The Statistic as a Mapping
A statistic is formally defined as a function $h: \mathbb{R}^n \to \mathbb{R}$. We define the probability of the statistic falling into a set $B$ using the pre-image:
$$h^{-1} B = \{(x_1, x_2, \dots, x_n) : h(x_1, x_2, \dots, x_n) \in B\}$$
The I.I.D. Foundation
For a sample of i.i.d. (independent and identically distributed) random variables, the joint probability of a specific sample point $(x_1, \dots, x_n)$ is the product of their marginal probabilities: $p(x_1)p(x_2)\dots p(x_n)$. This product serves as the weight for each point when calculating the total probability of the statistic taking a specific value.
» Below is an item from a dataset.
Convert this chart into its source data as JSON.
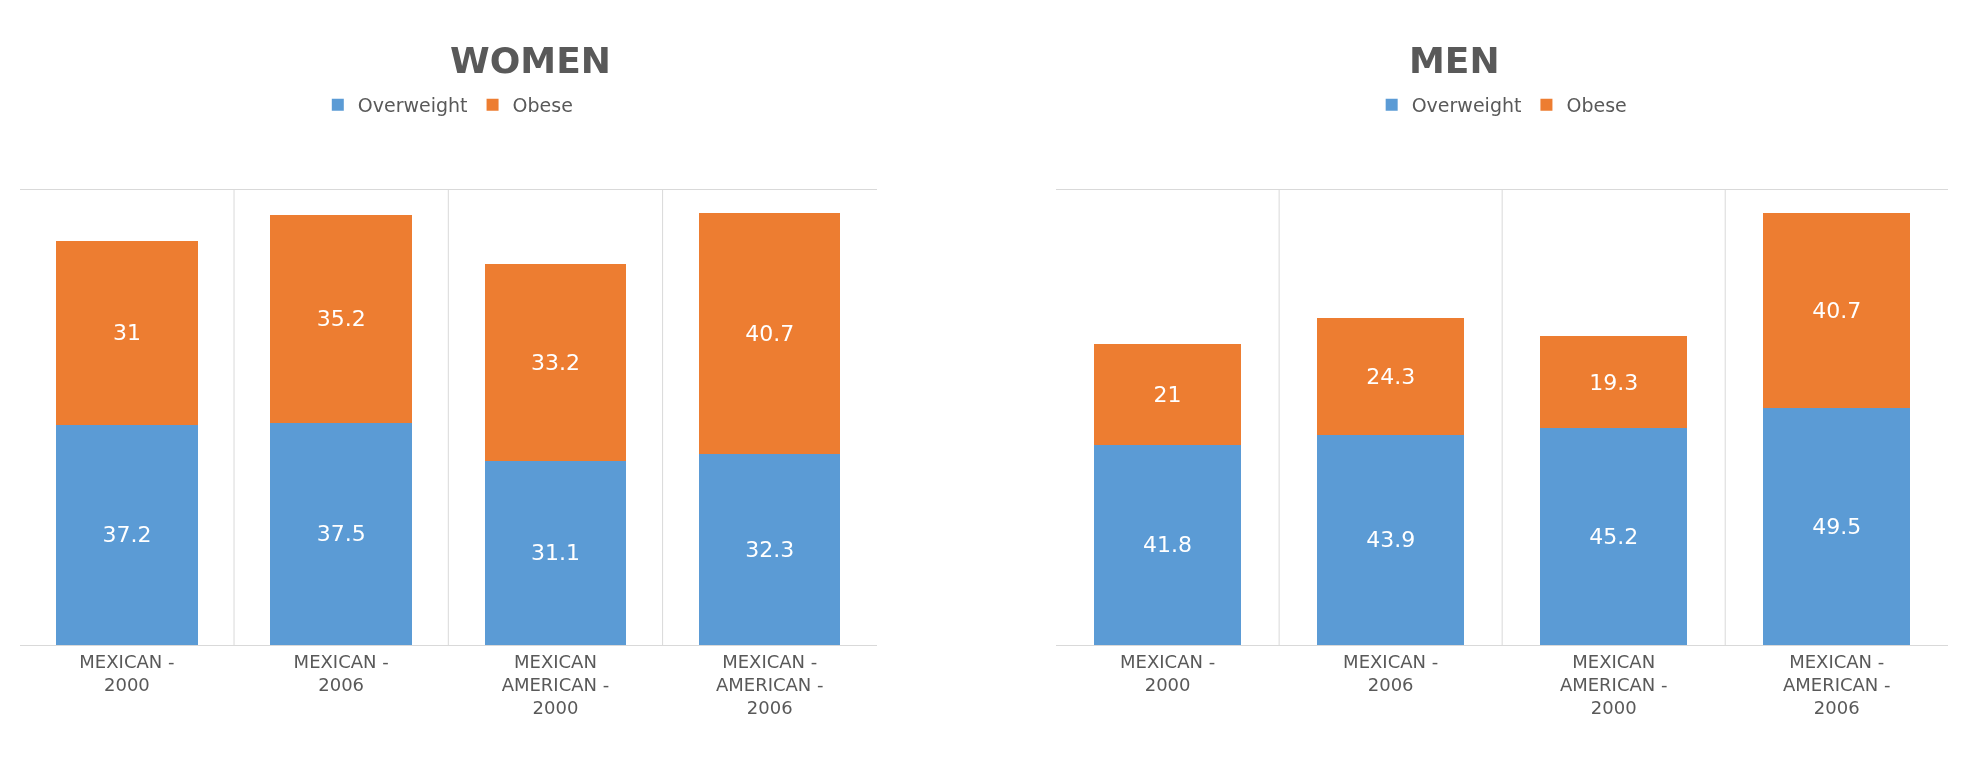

Consider a discrete population where $p_X(1) = 1/2$, $p_X(2) = 1/4$, and $p_X(3) = 1/4$. We draw a sample of size $n=2$ ($X_1, X_2$) and define our statistic as the geometric mean: $Y_2 = (X_1 X_2)^{1/2}$.
To find the distribution of $Y_2$, we list all 9 possible pairs $(X_1, X_2)$, calculate their joint probability, and the resulting $Y_2$:
| Pair $(x_1, x_2)$ | Prob $P(x_1)P(x_2)$ | $Y = \sqrt{x_1 x_2}$ |
|---|---|---|
| (1, 1) | 1/4 | 1.000 |
| (1, 2), (2, 1) | 1/8 + 1/8 = 1/4 | 1.414 |
| (1, 3), (3, 1) | 1/8 + 1/8 = 1/4 | 1.732 |
| (2, 2) | 1/16 | 2.000 |
| (2, 3), (3, 2) | 1/16 + 1/16 = 1/8 | 2.449 |
| (3, 3) | 1/16 | 3.000 |
Exact vs. Asymptotic Distributions
Before moving to limit theorems like the Central Limit Theorem (CLT), we must master the "Exact Distribution." This involves calculating the specific probability mass or density function for a statistic given a small, finite $n$. When the analytic form becomes intractable, we resort to numerical simulations like **Monte Carlo approximations**.